White & Case LLPHigh yield bond and syndicated loan lenders are eager to fund US buyout deals, but competition from private debt markets and high secondary buyout volumes have restricted supply
High yield bond and leveraged loan issuance for US Leveraged buyouts (LBOs) recovered strongly over the past year, but Q1 2021 saw a drop on the previous quarter as direct lenders and a high volume of secondary buyouts ate into an already tight supply of opportunities.
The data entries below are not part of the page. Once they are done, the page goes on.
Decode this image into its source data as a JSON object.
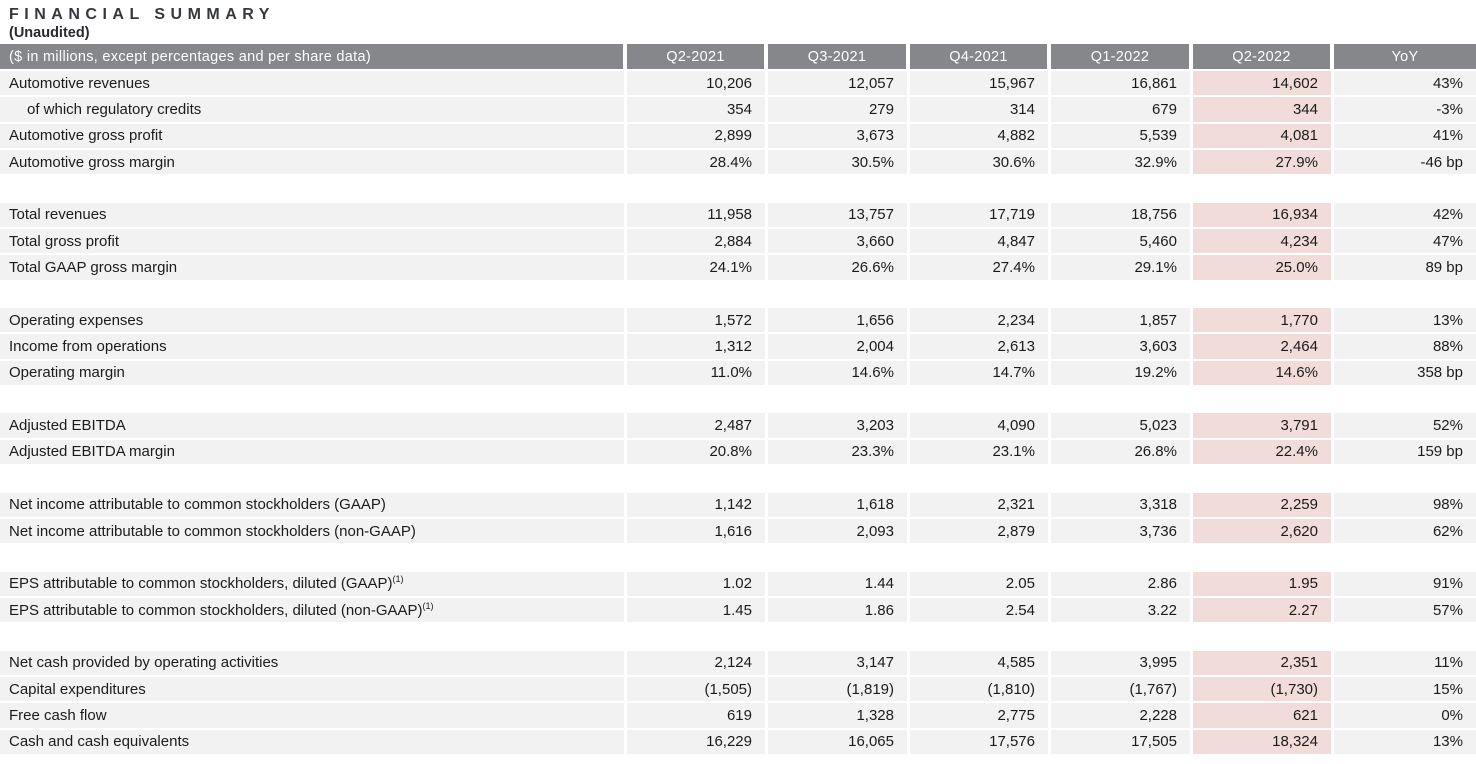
{
  "title": "FINANCIAL SUMMARY",
  "subtitle": "(Unaudited)",
  "colors": {
    "header_bg": "#85878b",
    "header_text": "#ffffff",
    "row_bg": "#f2f2f2",
    "highlight_bg": "#f2dcd9",
    "body_text": "#1b1b1b",
    "title_text": "#35383e"
  },
  "table": {
    "header": {
      "label": "($ in millions, except percentages and per share data)",
      "columns": [
        "Q2-2021",
        "Q3-2021",
        "Q4-2021",
        "Q1-2022",
        "Q2-2022",
        "YoY"
      ],
      "highlight_column": "Q2-2022"
    },
    "sections": [
      {
        "rows": [
          {
            "label": "Automotive revenues",
            "values": [
              "10,206",
              "12,057",
              "15,967",
              "16,861",
              "14,602",
              "43%"
            ]
          },
          {
            "label": "of which regulatory credits",
            "indent": true,
            "values": [
              "354",
              "279",
              "314",
              "679",
              "344",
              "-3%"
            ]
          },
          {
            "label": "Automotive gross profit",
            "values": [
              "2,899",
              "3,673",
              "4,882",
              "5,539",
              "4,081",
              "41%"
            ]
          },
          {
            "label": "Automotive gross margin",
            "values": [
              "28.4%",
              "30.5%",
              "30.6%",
              "32.9%",
              "27.9%",
              "-46 bp"
            ]
          }
        ]
      },
      {
        "rows": [
          {
            "label": "Total revenues",
            "values": [
              "11,958",
              "13,757",
              "17,719",
              "18,756",
              "16,934",
              "42%"
            ]
          },
          {
            "label": "Total gross profit",
            "values": [
              "2,884",
              "3,660",
              "4,847",
              "5,460",
              "4,234",
              "47%"
            ]
          },
          {
            "label": "Total GAAP gross margin",
            "values": [
              "24.1%",
              "26.6%",
              "27.4%",
              "29.1%",
              "25.0%",
              "89 bp"
            ]
          }
        ]
      },
      {
        "rows": [
          {
            "label": "Operating expenses",
            "values": [
              "1,572",
              "1,656",
              "2,234",
              "1,857",
              "1,770",
              "13%"
            ]
          },
          {
            "label": "Income from operations",
            "values": [
              "1,312",
              "2,004",
              "2,613",
              "3,603",
              "2,464",
              "88%"
            ]
          },
          {
            "label": "Operating margin",
            "values": [
              "11.0%",
              "14.6%",
              "14.7%",
              "19.2%",
              "14.6%",
              "358 bp"
            ]
          }
        ]
      },
      {
        "rows": [
          {
            "label": "Adjusted EBITDA",
            "values": [
              "2,487",
              "3,203",
              "4,090",
              "5,023",
              "3,791",
              "52%"
            ]
          },
          {
            "label": "Adjusted EBITDA margin",
            "values": [
              "20.8%",
              "23.3%",
              "23.1%",
              "26.8%",
              "22.4%",
              "159 bp"
            ]
          }
        ]
      },
      {
        "rows": [
          {
            "label": "Net income attributable to common stockholders (GAAP)",
            "values": [
              "1,142",
              "1,618",
              "2,321",
              "3,318",
              "2,259",
              "98%"
            ]
          },
          {
            "label": "Net income attributable to common stockholders (non-GAAP)",
            "values": [
              "1,616",
              "2,093",
              "2,879",
              "3,736",
              "2,620",
              "62%"
            ]
          }
        ]
      },
      {
        "rows": [
          {
            "label": "EPS attributable to common stockholders, diluted (GAAP)",
            "sup": "(1)",
            "values": [
              "1.02",
              "1.44",
              "2.05",
              "2.86",
              "1.95",
              "91%"
            ]
          },
          {
            "label": "EPS attributable to common stockholders, diluted (non-GAAP)",
            "sup": "(1)",
            "values": [
              "1.45",
              "1.86",
              "2.54",
              "3.22",
              "2.27",
              "57%"
            ]
          }
        ]
      },
      {
        "rows": [
          {
            "label": "Net cash provided by operating activities",
            "values": [
              "2,124",
              "3,147",
              "4,585",
              "3,995",
              "2,351",
              "11%"
            ]
          },
          {
            "label": "Capital expenditures",
            "values": [
              "(1,505)",
              "(1,819)",
              "(1,810)",
              "(1,767)",
              "(1,730)",
              "15%"
            ]
          },
          {
            "label": "Free cash flow",
            "values": [
              "619",
              "1,328",
              "2,775",
              "2,228",
              "621",
              "0%"
            ]
          },
          {
            "label": "Cash and cash equivalents",
            "values": [
              "16,229",
              "16,065",
              "17,576",
              "17,505",
              "18,324",
              "13%"
            ]
          }
        ]
      }
    ]
  }
}
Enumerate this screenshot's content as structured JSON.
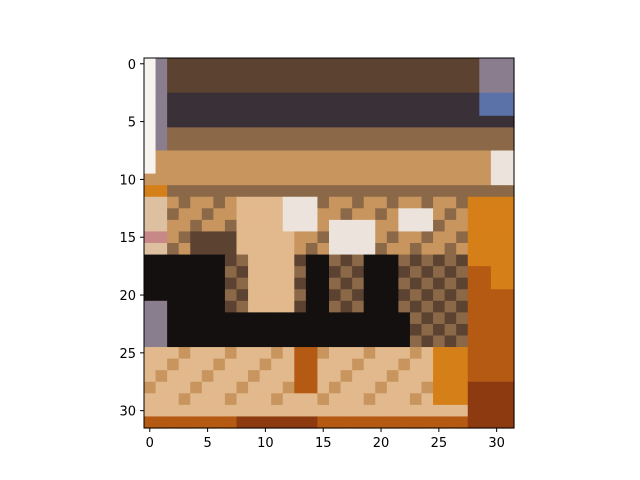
{
  "figure": {
    "type": "image",
    "description_visible_text": "",
    "image": {
      "grid_size": [
        32,
        32
      ],
      "content_hint": "low-resolution CIFAR-like photo of a brown pastry/food item on an orange/white background"
    },
    "axes": {
      "x_ticks": [
        {
          "value": 0,
          "label": "0"
        },
        {
          "value": 5,
          "label": "5"
        },
        {
          "value": 10,
          "label": "10"
        },
        {
          "value": 15,
          "label": "15"
        },
        {
          "value": 20,
          "label": "20"
        },
        {
          "value": 25,
          "label": "25"
        },
        {
          "value": 30,
          "label": "30"
        }
      ],
      "y_ticks": [
        {
          "value": 0,
          "label": "0"
        },
        {
          "value": 5,
          "label": "5"
        },
        {
          "value": 10,
          "label": "10"
        },
        {
          "value": 15,
          "label": "15"
        },
        {
          "value": 20,
          "label": "20"
        },
        {
          "value": 25,
          "label": "25"
        },
        {
          "value": 30,
          "label": "30"
        }
      ],
      "xlim": [
        -0.5,
        31.5
      ],
      "ylim": [
        31.5,
        -0.5
      ],
      "axis_color": "#000000"
    },
    "palette": {
      "background_white": "#f7f4f0",
      "cream": "#dcc0a0",
      "tan": "#c8955e",
      "light_tan": "#e2b98c",
      "brown": "#8a6848",
      "dark_brown": "#5c4230",
      "dark_band": "#3a3038",
      "navy": "#3a3a5a",
      "near_black": "#141010",
      "orange": "#d57f18",
      "rust": "#b55a12",
      "deep_rust": "#8e3a10",
      "white_highlight": "#ece4dc",
      "grey_purple": "#8a7e8e",
      "blue_patch": "#5a72a8",
      "pink": "#c88888"
    }
  }
}
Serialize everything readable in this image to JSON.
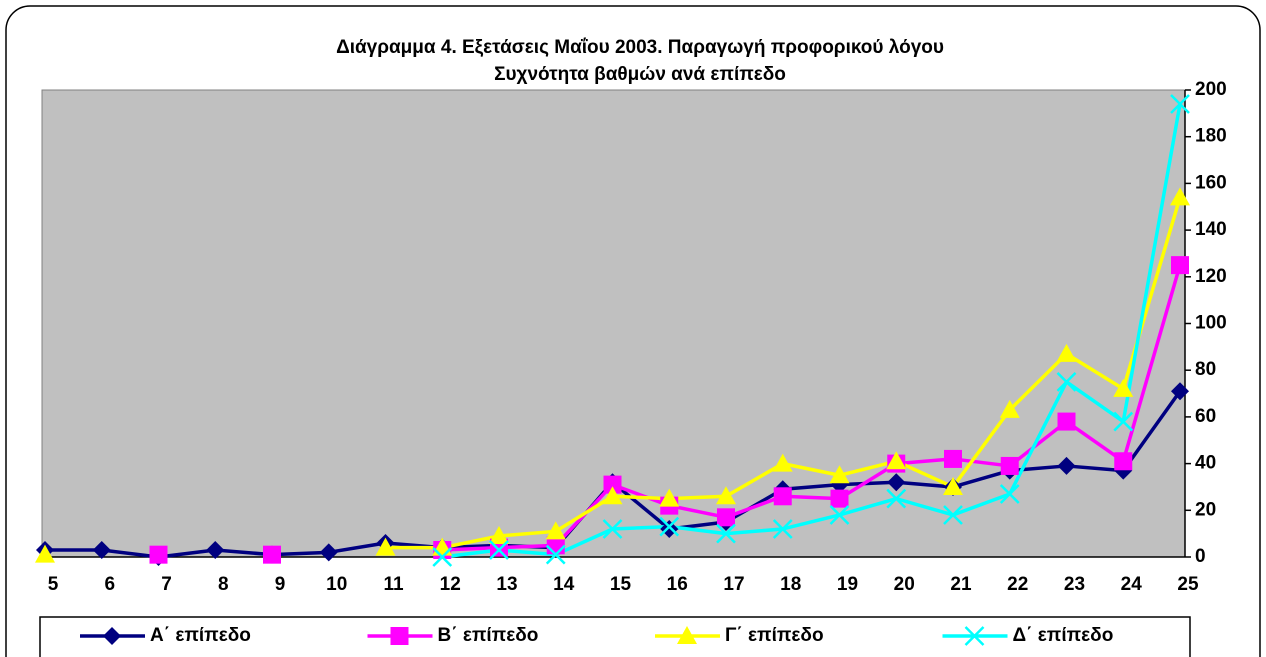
{
  "chart_data": {
    "type": "line",
    "title": "Διάγραμμα 4. Εξετάσεις Μαΐου 2003. Παραγωγή προφορικού λόγου",
    "subtitle": "Συχνότητα βαθμών ανά επίπεδο",
    "categories": [
      "5",
      "6",
      "7",
      "8",
      "9",
      "10",
      "11",
      "12",
      "13",
      "14",
      "15",
      "16",
      "17",
      "18",
      "19",
      "20",
      "21",
      "22",
      "23",
      "24",
      "25"
    ],
    "series": [
      {
        "name": "Α΄ επίπεδο",
        "color": "#000080",
        "marker": "diamond",
        "values": [
          3,
          3,
          0,
          3,
          1,
          2,
          6,
          4,
          5,
          4,
          32,
          12,
          15,
          29,
          31,
          32,
          30,
          37,
          39,
          37,
          71
        ]
      },
      {
        "name": "Β΄ επίπεδο",
        "color": "#ff00ff",
        "marker": "square",
        "values": [
          null,
          null,
          1,
          null,
          1,
          null,
          null,
          3,
          4,
          5,
          31,
          22,
          17,
          26,
          25,
          40,
          42,
          39,
          58,
          41,
          125
        ]
      },
      {
        "name": "Γ΄ επίπεδο",
        "color": "#ffff00",
        "marker": "triangle",
        "values": [
          1,
          null,
          null,
          null,
          null,
          null,
          4,
          4,
          9,
          11,
          26,
          25,
          26,
          40,
          35,
          41,
          30,
          63,
          87,
          72,
          154
        ]
      },
      {
        "name": "Δ΄ επίπεδο",
        "color": "#00ffff",
        "marker": "x",
        "values": [
          null,
          null,
          null,
          null,
          null,
          null,
          null,
          0,
          3,
          1,
          12,
          13,
          10,
          12,
          18,
          25,
          18,
          27,
          75,
          58,
          194
        ]
      }
    ],
    "ylim": [
      0,
      200
    ],
    "yticks": [
      0,
      20,
      40,
      60,
      80,
      100,
      120,
      140,
      160,
      180,
      200
    ],
    "y_axis_side": "right",
    "grid": false,
    "legend": "bottom",
    "plot_background": "#c0c0c0"
  }
}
In the leveraged loan market, US LBO issuance for Q1 2021 came in at US$20.9 billion—more than double the US$8.6 billion of issuance in Q3 2020, but down from the US$32.9 billion recorded over the final three months of last year.
High yield bond LBO issuance, meanwhile, totaled US$1.5 billion over Q1 2021, down from US$1.6 billion in Q3 2020 and the US$1.9 billion recorded in the final quarter of last year.
Overall LBO issuance trailed refinancing, repricing and amendment activity, which totaled US$387.5 billion for high yield bonds and leveraged loans over the quarter, by some distance.
The dip in leveraged finance lending to LBO credits in Q1 2021 comes despite big increases in US private equity (PE) deal activity. US deal value for PE buyouts and secondary buyouts totaled US$160.2 billion in Q1 2021—the highest quarterly buyout deal value total since Q2 2007 and a 67% gain in the US$107.6 billion recorded in Q4 2020.
Leveraged finance investors have been eager to fund these deals, but have been constrained by the high proportion of secondary buyout deals which, at US$34.9 billion, accounted for more than a fifth of overall PE buyout and secondary buyout deal value during Q1 2021.
In secondary buyouts—where PE vendors exit to another buyout firm—debt packages can include portability provisions, which allow an incumbent debt facility to be transferred directly to the new owner, with no need for issuance of a new loan or bond. Opportunities to deploy new debt into these transactions has therefore been restricted, according to Debtwire Par analysis. A high proportion of buyout deal volumes in the US also have involved smaller companies, which lack the scale to tap leveraged loan markets.
But even for bigger credits that cross the syndicated loan threshold, the syndicated loan market has not had things all its own way. Direct lenders, who have expanded their funds under management, have been able to digest bigger deals and provide a credible alternative to syndicated loans and high yield bonds.
According to Preqin, there are 469 private debt funds currently operating in North America that have raised US$208.5 billion among them. Globally, direct lending managers have seen annual fundraising increase from US$7 billion in 2007 to US$82 billion in 2019.
With materially larger war-chests now at their disposal, direct lenders have been able to finance larger credits that would otherwise have turned to the syndicated loan and bond markets as a matter of course. One example of a direct lender funding a jumbo M&A deal is Ares Management’s provision of a senior secured credit facility to support the acquisition of WellSky, a healthcare technology company backed by TPG Capital and Leonard Green & Partners in a deal said to be worth US$3 billion. WellSky also successfully priced a US$1.25 billion term loan B (TLB) refinancing in March 2021.
Direct lenders have appealed to sponsors and borrowers not only because of their ability to write increasingly large checks, but also because they offer the convenience of a loan that can be delivered at speed without requiring syndication or modification of terms as a result of flex. When preparing to raise financing for deals, financial sponsors are now frequently running dual-track processes, with both a syndicated loan and direct lending solution on the table for consideration.
Syndicated loan and high yield bond markets, however, remain a compelling option for financial sponsors when it comes to funding deals, despite growing competition from direct lenders. Loan investors are reasonably optimistic that they will see more LBO deal flow through the rest of 2021.
Strong lender demand for new credits has supported attractive pricing for borrowers. The financial sponsors that have opted to finance LBOs in the syndicated loan markets have locked in high amounts of debt at low margins.
For example, as part of the US$3.5 billion acquisition of data software group Precisely by Clearlake Capital and TA Associates, the company secured a US$1.64 billion TLB at a margin of 4.25%.
In another LBO financing, Trilantic Capital Partners and Cornell Capital secured a US$525 million TLB priced at a margin of 4.25% in the acquisition of healthcare staffing business Trustaff Management.
The outlook for buyout activity remains positive, with financial sponsors still holding record levels of dry powder for investment, as well as feeling the pressure to catch up on deployment timetables disrupted by COVID-19.
And when it comes to financing deals, PE firms will find that direct lenders, high yield bond and syndicated loan markets are all eager to fund LBO transactions that come to market on attractive terms and margins.